Jesus Christ endured incomprehensible suffering to make Himself a sacrifice for the sins of all. That sacrifice offered the ultimate good—the pure Lamb without blemish—for the ultimate measure of evil—the sins of the entire world.
That sacrifice—the Atonement of Jesus Christ—is at the center of the plan of salvation.
The atonement is what the plan of salvation is all about. All other gospel principles revolve around it.
I’ve read quite a bit lately about the attacks the Church is getting because of the attention from the presidential election with Mitt Romney in the running. It’s interesting how other denominations tend to focus on the extreme views of the Church as opposed to our core doctrine – the Jesus lived, taught, suffered, was crucified, and that 3 days later He was resurrected – and that he lives today.

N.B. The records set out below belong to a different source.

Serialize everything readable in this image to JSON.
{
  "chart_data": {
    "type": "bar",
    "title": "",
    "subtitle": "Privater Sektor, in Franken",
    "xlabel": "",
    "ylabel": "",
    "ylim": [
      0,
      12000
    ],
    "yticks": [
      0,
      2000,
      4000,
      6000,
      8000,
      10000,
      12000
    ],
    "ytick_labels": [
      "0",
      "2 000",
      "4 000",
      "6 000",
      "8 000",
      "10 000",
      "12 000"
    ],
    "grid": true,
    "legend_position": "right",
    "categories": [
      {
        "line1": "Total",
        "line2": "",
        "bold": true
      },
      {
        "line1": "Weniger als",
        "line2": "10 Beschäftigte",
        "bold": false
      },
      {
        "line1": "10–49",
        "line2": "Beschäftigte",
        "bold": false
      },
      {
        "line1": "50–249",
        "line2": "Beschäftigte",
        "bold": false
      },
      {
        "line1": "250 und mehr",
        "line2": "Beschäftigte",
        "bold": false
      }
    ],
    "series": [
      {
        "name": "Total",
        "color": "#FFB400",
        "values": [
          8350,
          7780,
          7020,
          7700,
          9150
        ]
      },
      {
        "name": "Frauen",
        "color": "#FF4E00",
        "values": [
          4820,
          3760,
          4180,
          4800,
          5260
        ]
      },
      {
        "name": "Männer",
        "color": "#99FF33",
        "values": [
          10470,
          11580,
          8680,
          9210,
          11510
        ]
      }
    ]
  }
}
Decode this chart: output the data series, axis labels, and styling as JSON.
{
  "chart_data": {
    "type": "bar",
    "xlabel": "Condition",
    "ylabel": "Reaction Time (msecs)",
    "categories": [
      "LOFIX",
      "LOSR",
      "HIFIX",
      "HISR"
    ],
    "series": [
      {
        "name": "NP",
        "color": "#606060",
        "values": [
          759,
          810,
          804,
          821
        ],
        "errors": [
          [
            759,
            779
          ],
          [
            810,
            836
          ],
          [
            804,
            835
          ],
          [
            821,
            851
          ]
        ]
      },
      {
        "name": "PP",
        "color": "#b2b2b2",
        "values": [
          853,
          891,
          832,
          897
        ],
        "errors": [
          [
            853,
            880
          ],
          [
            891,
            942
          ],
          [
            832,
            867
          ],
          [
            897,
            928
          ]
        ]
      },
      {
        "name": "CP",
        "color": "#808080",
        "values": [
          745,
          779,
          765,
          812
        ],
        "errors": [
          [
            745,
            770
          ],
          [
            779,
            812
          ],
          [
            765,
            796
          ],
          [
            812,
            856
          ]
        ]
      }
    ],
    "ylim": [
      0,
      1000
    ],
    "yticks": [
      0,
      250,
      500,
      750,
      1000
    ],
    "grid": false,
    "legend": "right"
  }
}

I believe Joseph Smith had a quote about that…
The Prophet Joseph Smith confirmed the Savior’s central role in our doctrine in one definitive sentence: “The fundamental principles of our religion are the testimony of the Apostles and Prophets, concerning Jesus Christ, that He died, was buried, and rose again the third day, and ascended into heaven; and all other things which pertain to our religion are only appendages to it.”7
Elder Oaks goes on to say:
For most followers of Christ, our sacrifices involve what we can do on a day-to-day basis in our ordinary personal lives.
“If any man will come after me, let him deny himself. …
“For whosoever will save his life shall lose it: and whosoever will lose his life for my sake shall find it” (Matthew 16:24–25).
I believe that Latter-day Saints who give unselfish service and sacrifice in worshipful imitation of our Savior adhere to eternal values to a greater extent than any other group of people. Latter-day Saints look on their sacrifices of time and means as a part of their schooling and qualifying for eternity. This is a truth revealed in the Lectures on Faith, which teach that “a religion that does not require the sacrifice of all things never has power sufficient to produce the faith necessary unto life and salvation. … It [is] through this sacrifice, and this only, that God has ordained that men should enjoy eternal life.”13
“Sacrifice brings forth the blessings of heaven…”
I’m grateful for these teachings. I know that when I serve others, I find true joy and want to be a better person. When I’m being selfish and worried about my own happiness, it’s harder to achieve the things I want to achieve.
I had a pretty good day yesterday. I did waste a bit of time looking about pictures from the HS event; however, I was able to stop before wasting too much time. I was able to recognize that I wasn’t headed in the right direction.
I was also able to catch myself before browsing around on Facebook, which felt good.
I’m excited to have a productive day and focus on what’s most important.